Si spaventò. Sapeva cos’era.

«Adesso, c’è una parola che non potrai mai pronunciare. Se lo farai, ne morirai immediatamente, consumata da un fuoco istantaneo e senza scampo.»

«E perché sarebbe un dono? A me sembra più una maledizione» proruppe stizzita.

Sorrisi.

Aspettai qualche istante prima di ricominciare a parlare.

«Perché ora avrai due poteri: quello del momento presente e quello di scegliere con cura le parole da non dire.»
«E il primo potere lo assaporerai subito» – precisai, porgendola una tazza di tè e dicendole: «Ora bevi».

Lei bevve, tutto d’un fiato e con tutta se stessa.

Ripresi «Nel gesto del bere hai assaporato il potere dell’istante presente. Ora, in questa tazza ormai vuota, c’è la tua nuova vita, potrai riempirla con quello che vuoi».

Lei ancora non parlava, un po’ scossa dalla situazione e un po’ timorosa di pronunciare la parola che l’avrebbe mandata al cimitero.
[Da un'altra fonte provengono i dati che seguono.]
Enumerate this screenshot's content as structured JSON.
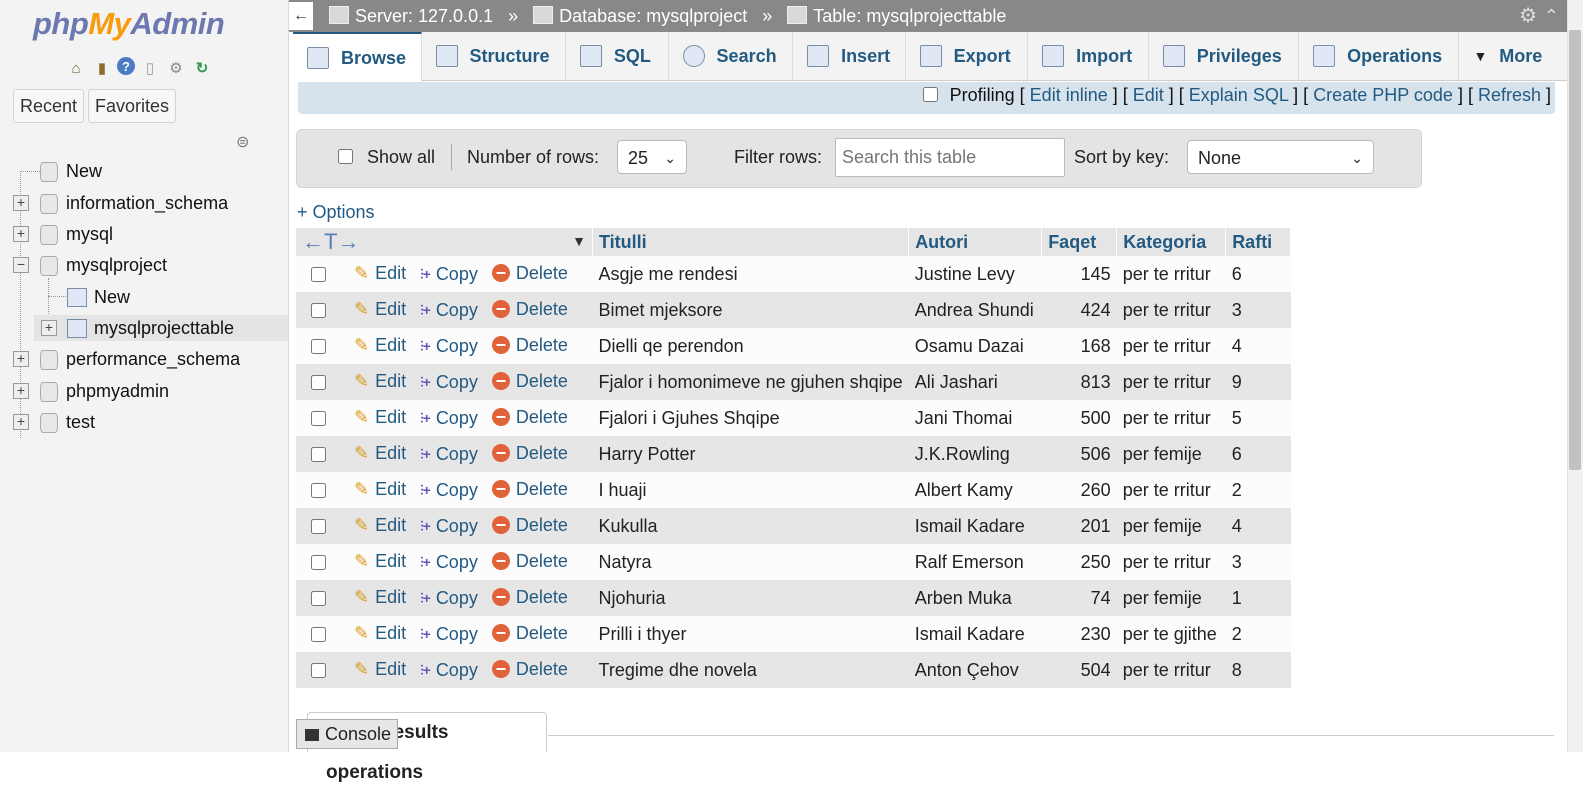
{
  "logo": {
    "php": "php",
    "my": "My",
    "admin": "Admin"
  },
  "nav": {
    "tab_recent": "Recent",
    "tab_favorites": "Favorites",
    "tree": [
      {
        "label": "New"
      },
      {
        "label": "information_schema"
      },
      {
        "label": "mysql"
      },
      {
        "label": "mysqlproject"
      },
      {
        "label": "New"
      },
      {
        "label": "mysqlprojecttable"
      },
      {
        "label": "performance_schema"
      },
      {
        "label": "phpmyadmin"
      },
      {
        "label": "test"
      }
    ]
  },
  "breadcrumb": {
    "back": "←",
    "server": "Server: 127.0.0.1",
    "sep": "»",
    "database": "Database: mysqlproject",
    "table": "Table: mysqlprojecttable"
  },
  "tabs": [
    {
      "label": "Browse"
    },
    {
      "label": "Structure"
    },
    {
      "label": "SQL"
    },
    {
      "label": "Search"
    },
    {
      "label": "Insert"
    },
    {
      "label": "Export"
    },
    {
      "label": "Import"
    },
    {
      "label": "Privileges"
    },
    {
      "label": "Operations"
    },
    {
      "label": "More"
    }
  ],
  "profiling": {
    "label": "Profiling",
    "edit_inline": "Edit inline",
    "edit": "Edit",
    "explain_sql": "Explain SQL",
    "create_php": "Create PHP code",
    "refresh": "Refresh"
  },
  "optbar": {
    "show_all": "Show all",
    "rows_label": "Number of rows:",
    "rows_value": "25",
    "filter_label": "Filter rows:",
    "filter_placeholder": "Search this table",
    "sort_label": "Sort by key:",
    "sort_value": "None"
  },
  "options_link": "+ Options",
  "table": {
    "arrows": "←T→",
    "columns": [
      "Titulli",
      "Autori",
      "Faqet",
      "Kategoria",
      "Rafti"
    ],
    "actions": {
      "edit": "Edit",
      "copy": "Copy",
      "delete": "Delete"
    },
    "rows": [
      [
        "Asgje me rendesi",
        "Justine Levy",
        "145",
        "per te rritur",
        "6"
      ],
      [
        "Bimet mjeksore",
        "Andrea Shundi",
        "424",
        "per te rritur",
        "3"
      ],
      [
        "Dielli qe perendon",
        "Osamu Dazai",
        "168",
        "per te rritur",
        "4"
      ],
      [
        "Fjalor i homonimeve ne gjuhen shqipe",
        "Ali Jashari",
        "813",
        "per te rritur",
        "9"
      ],
      [
        "Fjalori i Gjuhes Shqipe",
        "Jani Thomai",
        "500",
        "per te rritur",
        "5"
      ],
      [
        "Harry Potter",
        "J.K.Rowling",
        "506",
        "per femije",
        "6"
      ],
      [
        "I huaji",
        "Albert Kamy",
        "260",
        "per te rritur",
        "2"
      ],
      [
        "Kukulla",
        "Ismail Kadare",
        "201",
        "per femije",
        "4"
      ],
      [
        "Natyra",
        "Ralf Emerson",
        "250",
        "per te rritur",
        "3"
      ],
      [
        "Njohuria",
        "Arben Muka",
        "74",
        "per femije",
        "1"
      ],
      [
        "Prilli i thyer",
        "Ismail Kadare",
        "230",
        "per te gjithe",
        "2"
      ],
      [
        "Tregime dhe novela",
        "Anton Çehov",
        "504",
        "per te rritur",
        "8"
      ]
    ]
  },
  "bottom": {
    "query_results_ops": "Query results operations",
    "console": "Console"
  },
  "colors": {
    "link": "#235a81",
    "topbar": "#888888",
    "accent_orange": "#f89c0e"
  }
}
– «Ma è il secondo potere quello più grande in assoluto per una donna: quello di tacere» conclusi.

Negli occhi di lei balenò un lampo di dispetto, poi si fece trasognata e, lentamente, scandendo bene ogni parola, anche perché preziosa, proprio perché poteva essere l’ultima, disse, abbassando il capo leggermente in segno di sottomissione: «Maestro, cosa devo fare ora?»

Io replicai, altrettanto lentamente «Vai a casa da tuo marito e dai tuoi figli e abbracciali tutti»

I suoi occhi si fecero d’acqua, ma non saprei dire se si fosse commossa davvero.

La slegai. Si gettò a terra davanti a me, la sollevai immediatamente.

«Non puoi dirmi qual è quella parola vero?»

«No, se lo facessi, finiresti per dirla, magari soprappensiero, magari in sogno, magari in pieno giorno. Una donna finisce sempre per fare quello che non deve fare. Ma stai tranquilla, non è una parola che direbbe una cinese agente del servizio segreto».

La fissai dolcemente.

Anche lei mi guardò piena di stima e riconoscenza.

Le misi una mano sulla spalla, lei immediatamente si abbassò, facendo come per inginocchiarsi; io esclamai subito «Ma no, cos’hai capito, volevo solo salutarti!»

Lei sorrise e si rialzò quando ancora doveva toccare terra, senza dire nulla.

«Hai preso tutto? La tua giacca, la sciarpa, le ginocchiere?»

Lei annuì.

Allora le diedi un bacio leggero sulla guancia. Sapeva di balsamo tigre.

Le strinsi la mano e le dissi «Addio»

«Addio» rispose lei, sapendo che quella era una parola utilizzabile, altrimenti non l’avrei usata nemmeno io stesso, per il nostro commiato.

La guardai allontanarsi sculettando due chiappe che, tutte e due insieme, erano grandi come una sola chiappa di femmina occidentale.

Poi, con quel pensiero buffo e insinuante insieme, chiusi la porta, buttai la vestaglia e me ne tornai finalmente a dormire.